Disability On "30 Days"...
When I first started watching Morgan Spurlock's30 Days shortly after its 2005 premiere, I wondered if they would ever be able to capture 30 Days in a wheelchair. In the end, I decided they couldn't, because the thought brought to mind when friends and attendants had gotten in my wheelchair, fooled around in it, and from the perspective of their unmarred coordination, asked me "How hard can it be?"
If you've not seen the broadcast,on "30 days" people are taken away from what they know for thirty days and given help to assume their new role. In this case, it involved support from the Baylor rehab unit.

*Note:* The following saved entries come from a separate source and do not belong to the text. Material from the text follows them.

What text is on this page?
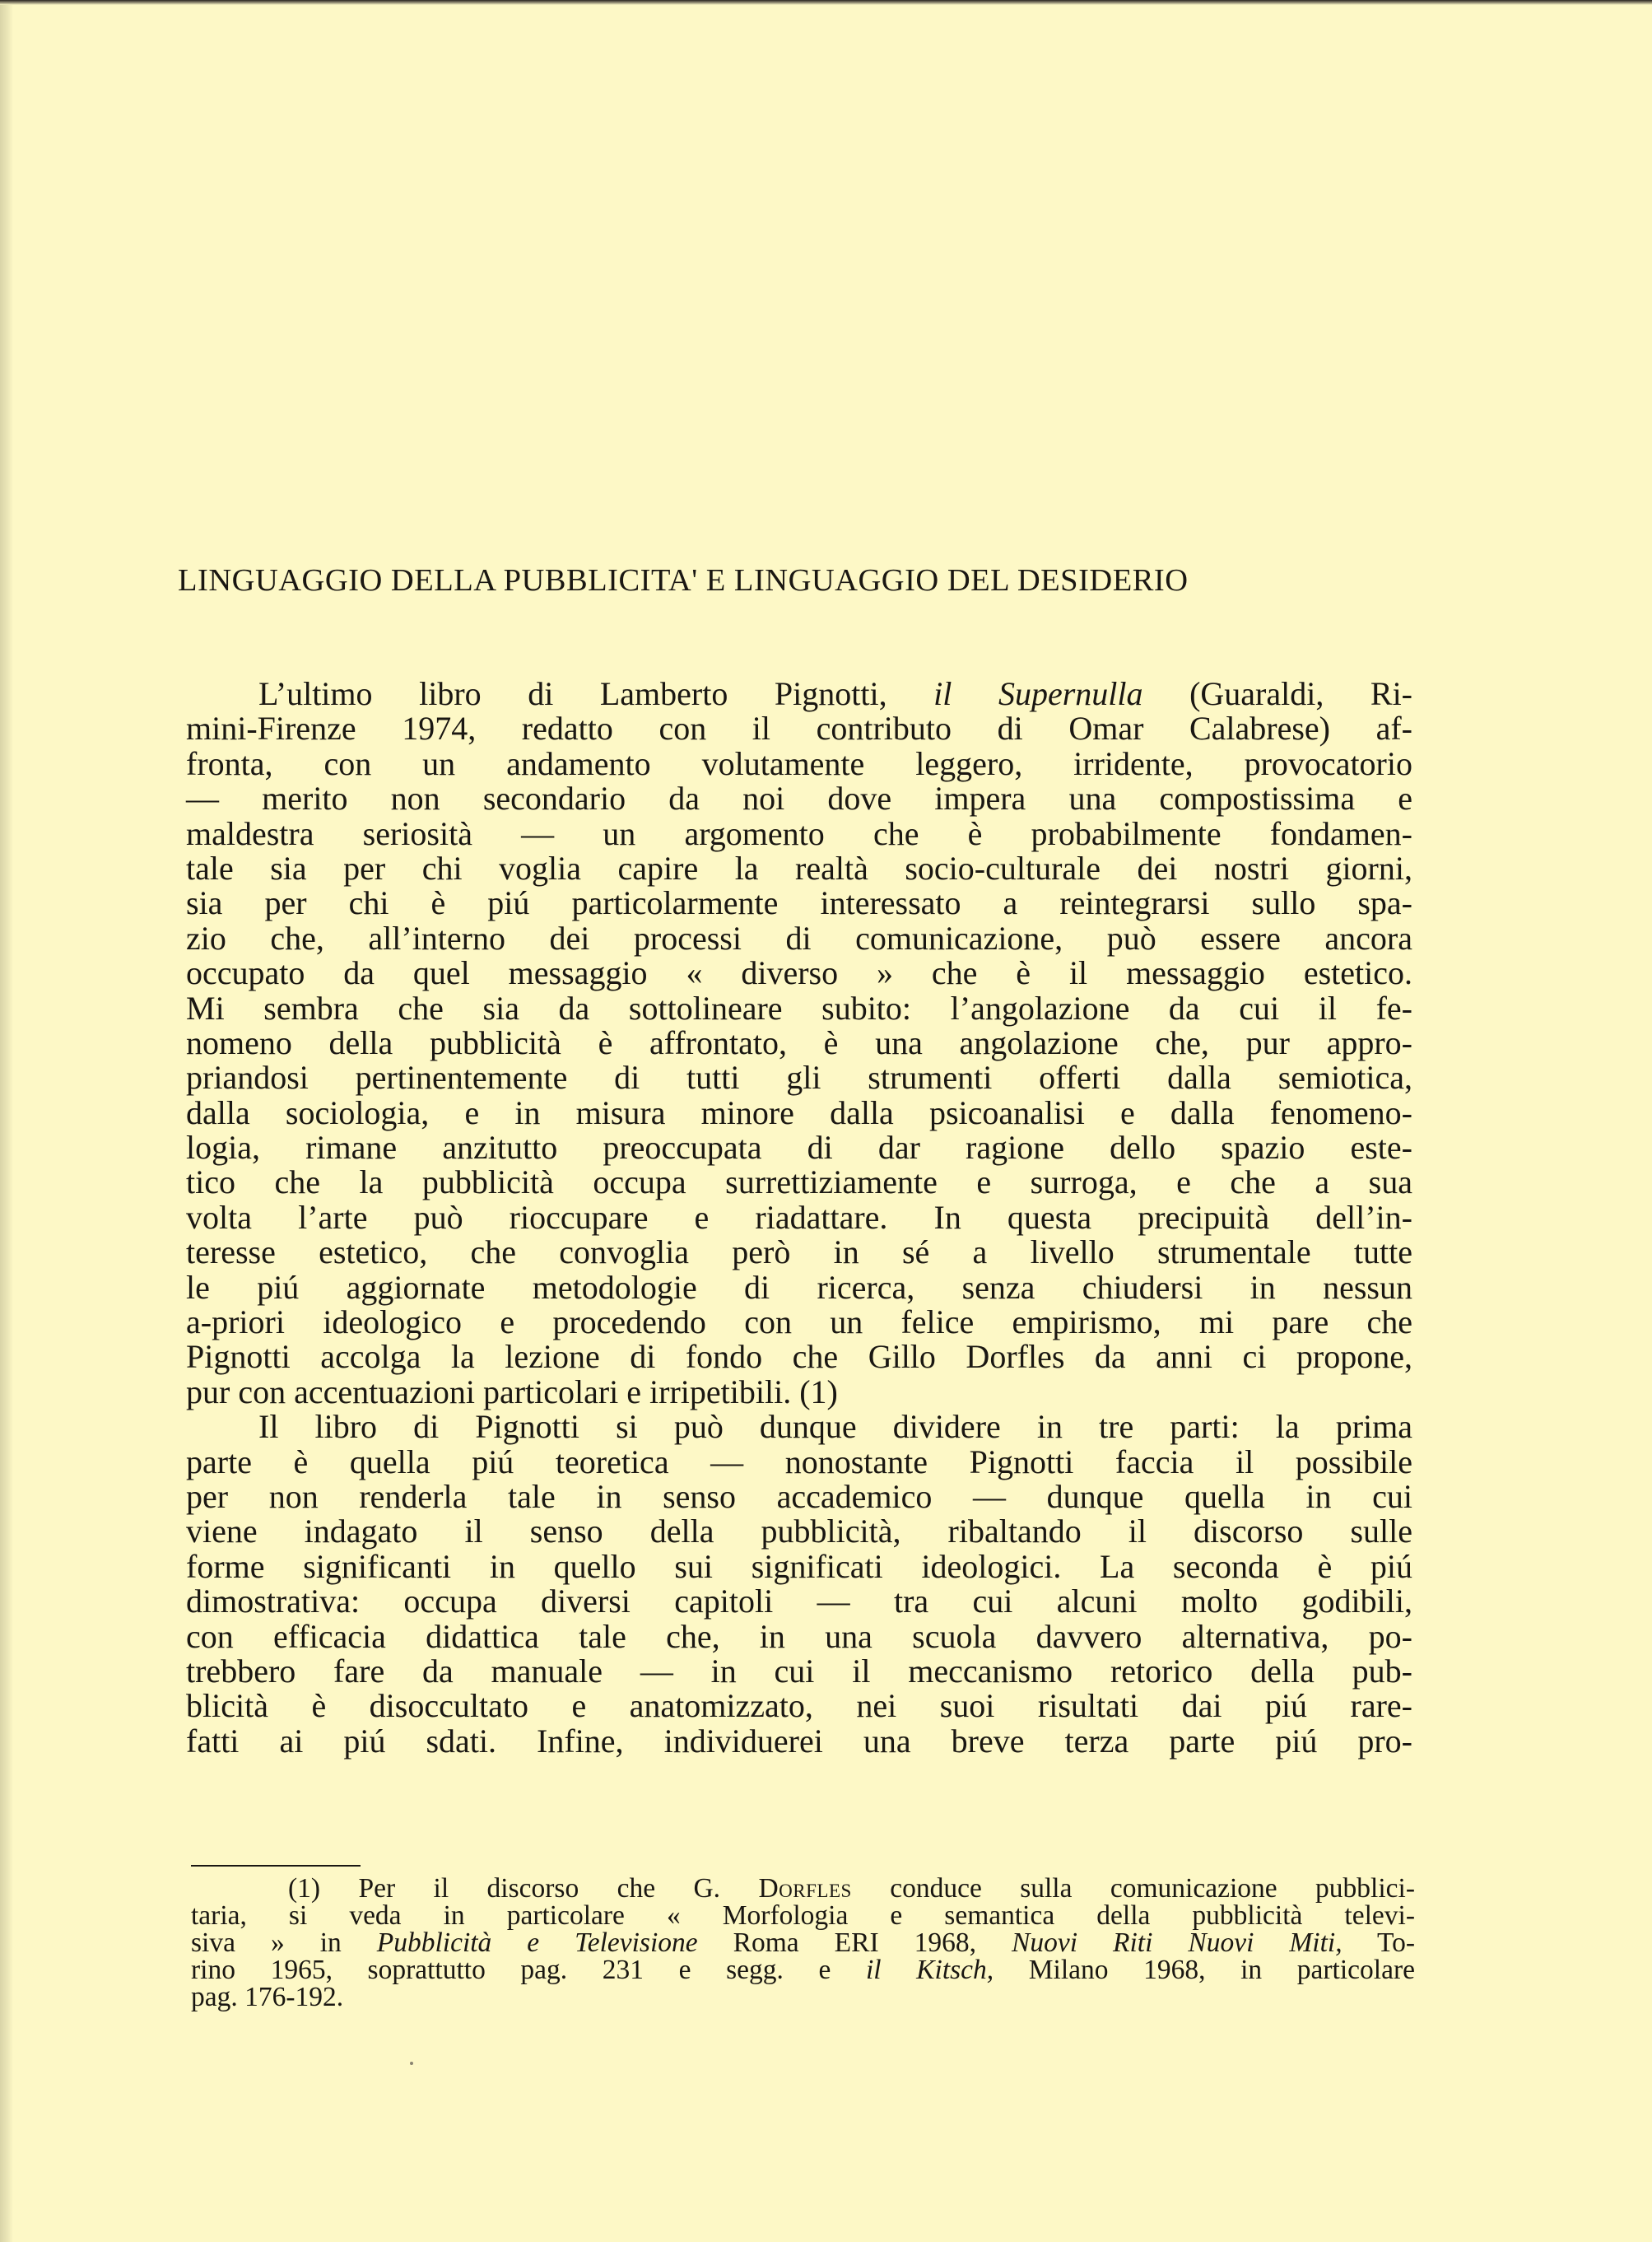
LINGUAGGIO DELLA PUBBLICITA' E LINGUAGGIO DEL DESIDERIO
L’ultimo libro di Lamberto Pignotti, il Supernulla (Guaraldi, Ri-
mini-Firenze 1974, redatto con il contributo di Omar Calabrese) af-
fronta, con un andamento volutamente leggero, irridente, provocatorio
— merito non secondario da noi dove impera una compostissima e
maldestra seriosità — un argomento che è probabilmente fondamen-
tale sia per chi voglia capire la realtà socio-culturale dei nostri giorni,
sia per chi è piú particolarmente interessato a reintegrarsi sullo spa-
zio che, all’interno dei processi di comunicazione, può essere ancora
occupato da quel messaggio « diverso » che è il messaggio estetico.
Mi sembra che sia da sottolineare subito: l’angolazione da cui il fe-
nomeno della pubblicità è affrontato, è una angolazione che, pur appro-
priandosi pertinentemente di tutti gli strumenti offerti dalla semiotica,
dalla sociologia, e in misura minore dalla psicoanalisi e dalla fenomeno-
logia, rimane anzitutto preoccupata di dar ragione dello spazio este-
tico che la pubblicità occupa surrettiziamente e surroga, e che a sua
volta l’arte può rioccupare e riadattare. In questa precipuità dell’in-
teresse estetico, che convoglia però in sé a livello strumentale tutte
le piú aggiornate metodologie di ricerca, senza chiudersi in nessun
a-priori ideologico e procedendo con un felice empirismo, mi pare che
Pignotti accolga la lezione di fondo che Gillo Dorfles da anni ci propone,
pur con accentuazioni particolari e irripetibili. (1)
Il libro di Pignotti si può dunque dividere in tre parti: la prima
parte è quella piú teoretica — nonostante Pignotti faccia il possibile
per non renderla tale in senso accademico — dunque quella in cui
viene indagato il senso della pubblicità, ribaltando il discorso sulle
forme significanti in quello sui significati ideologici. La seconda è piú
dimostrativa: occupa diversi capitoli — tra cui alcuni molto godibili,
con efficacia didattica tale che, in una scuola davvero alternativa, po-
trebbero fare da manuale — in cui il meccanismo retorico della pub-
blicità è disoccultato e anatomizzato, nei suoi risultati dai piú rare-
fatti ai piú sdati. Infine, individuerei una breve terza parte piú pro-
(1) Per il discorso che G. Dorfles conduce sulla comunicazione pubblici-
taria, si veda in particolare « Morfologia e semantica della pubblicità televi-
siva » in Pubblicità e Televisione Roma ERI 1968, Nuovi Riti Nuovi Miti, To-
rino 1965, soprattutto pag. 231 e segg. e il Kitsch, Milano 1968, in particolare
pag. 176-192.
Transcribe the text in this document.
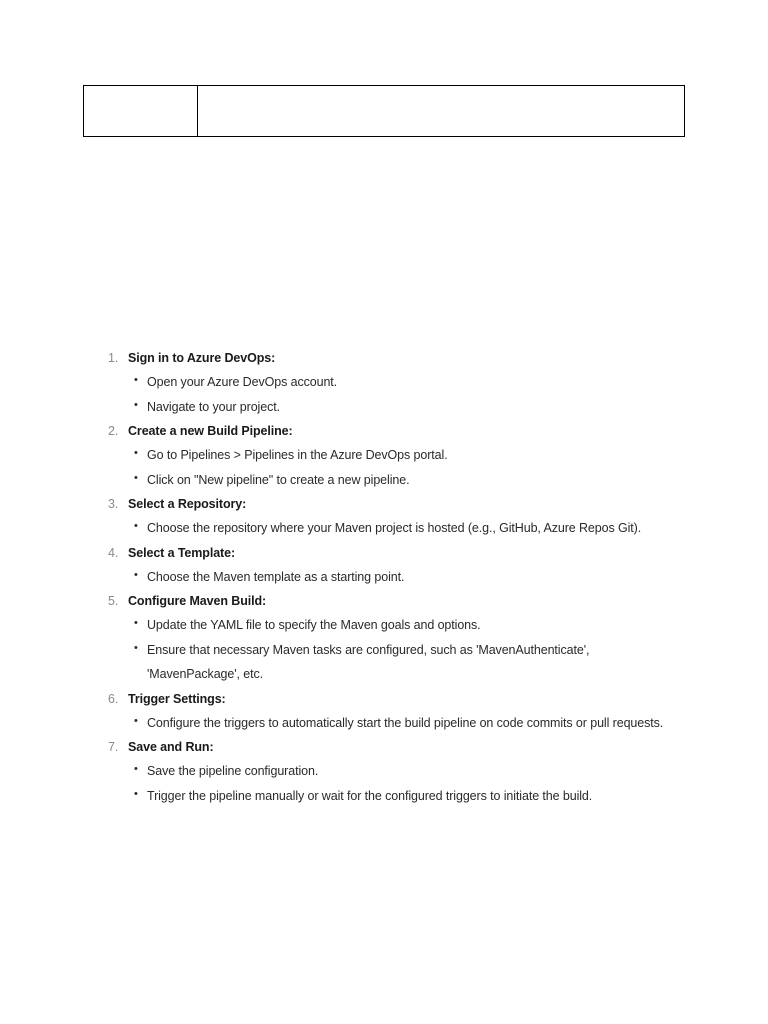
1. Sign in to Azure DevOps:
• Open your Azure DevOps account.
• Navigate to your project.
2. Create a new Build Pipeline:
• Go to Pipelines > Pipelines in the Azure DevOps portal.
• Click on "New pipeline" to create a new pipeline.
3. Select a Repository:
• Choose the repository where your Maven project is hosted (e.g., GitHub, Azure Repos Git).
4. Select a Template:
• Choose the Maven template as a starting point.
5. Configure Maven Build:
• Update the YAML file to specify the Maven goals and options.
• Ensure that necessary Maven tasks are configured, such as 'MavenAuthenticate', 'MavenPackage', etc.
6. Trigger Settings:
• Configure the triggers to automatically start the build pipeline on code commits or pull requests.
7. Save and Run:
• Save the pipeline configuration.
• Trigger the pipeline manually or wait for the configured triggers to initiate the build.
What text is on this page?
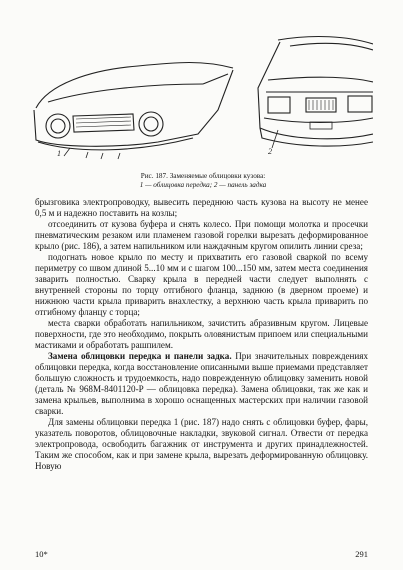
1	2
Рис. 187. Заменяемые облицовки кузова:
1 — облицовка передка; 2 — панель задка

брызговика электропроводку, вывесить переднюю часть кузова на высоту не менее 0,5 м и надежно поставить на козлы;

отсоединить от кузова буфера и снять колесо. При помощи молотка и просечки пневматическим резаком или пламенем газовой горелки вырезать деформированное крыло (рис. 186), а затем напильником или наждачным кругом опилить линии среза;

подогнать новое крыло по месту и прихватить его газовой сваркой по всему периметру со швом длиной 5...10 мм и с шагом 100...150 мм, затем места соединения заварить полностью. Сварку крыла в передней части следует выполнять с внутренней стороны по торцу отгибного фланца, заднюю (в дверном проеме) и нижнюю части крыла приварить внахлестку, а верхнюю часть крыла приварить по отгибному фланцу с торца;

места сварки обработать напильником, зачистить абразивным кругом. Лицевые поверхности, где это необходимо, покрыть оловянистым припоем или специальными мастиками и обработать рашпилем.

Замена облицовки передка и панели задка. При значительных повреждениях облицовки передка, когда восстановление описанными выше приемами представляет большую сложность и трудоемкость, надо поврежденную облицовку заменить новой (деталь № 968М-8401120-Р — облицовка передка). Замена облицовки, так же как и замена крыльев, выполнима в хорошо оснащенных мастерских при наличии газовой сварки.

Для замены облицовки передка 1 (рис. 187) надо снять с облицовки буфер, фары, указатель поворотов, облицовочные накладки, звуковой сигнал. Отвести от передка электропровода, освободить багажник от инструмента и других принадлежностей. Таким же способом, как и при замене крыла, вырезать деформированную облицовку. Новую

10*	291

Documentarian and executive producer Morgan Spurlock had a trick up his sleeve, though. Rather than the average American, the broadcast featured football star Ray Crockett, who picked up three championship rings in his career, and was very game and open throughout,despite being used to performing feats on the field that seem superhuman to someone like me.(I also could never imagine living with as many marble steps as the Crocketts. That alone must have felt like a total role-reversal.)
But it was the second half of the broadcast that saved the show from being a total Awareness Day on HGH as Crockett meets and starts to listen to ordinary Texans with disabilities and finds out a bit of what it's like when you don't have the money to just call out the Ramp Guy when you need one.
In keeping with the sporty theme, Crockett also starts workouts with the Texas Magic wheelchair rugby team(I think I recognized one of the players from "Murderball") and being around like-minded guys makes him feel a bit less hopeless about maybe one day joining the "club that nobody wants to belong to,"
Overall, I'd rate this as a good episode, though I'm hardly the target audience for revelations like "Gasp! My morning routine takes twice as long now!"
Sometimes, watching "our" lives get explained(although mine didn't. Crockett didn't need an attendant) and reexplained to Middle America over and over makes me feel that I'm a foreigner without a homeland, though, and this episode was no exception. Because some of us never have the chops for "Murderball," and so that is only a speck more relatable than playing in the Super Bowl, for me.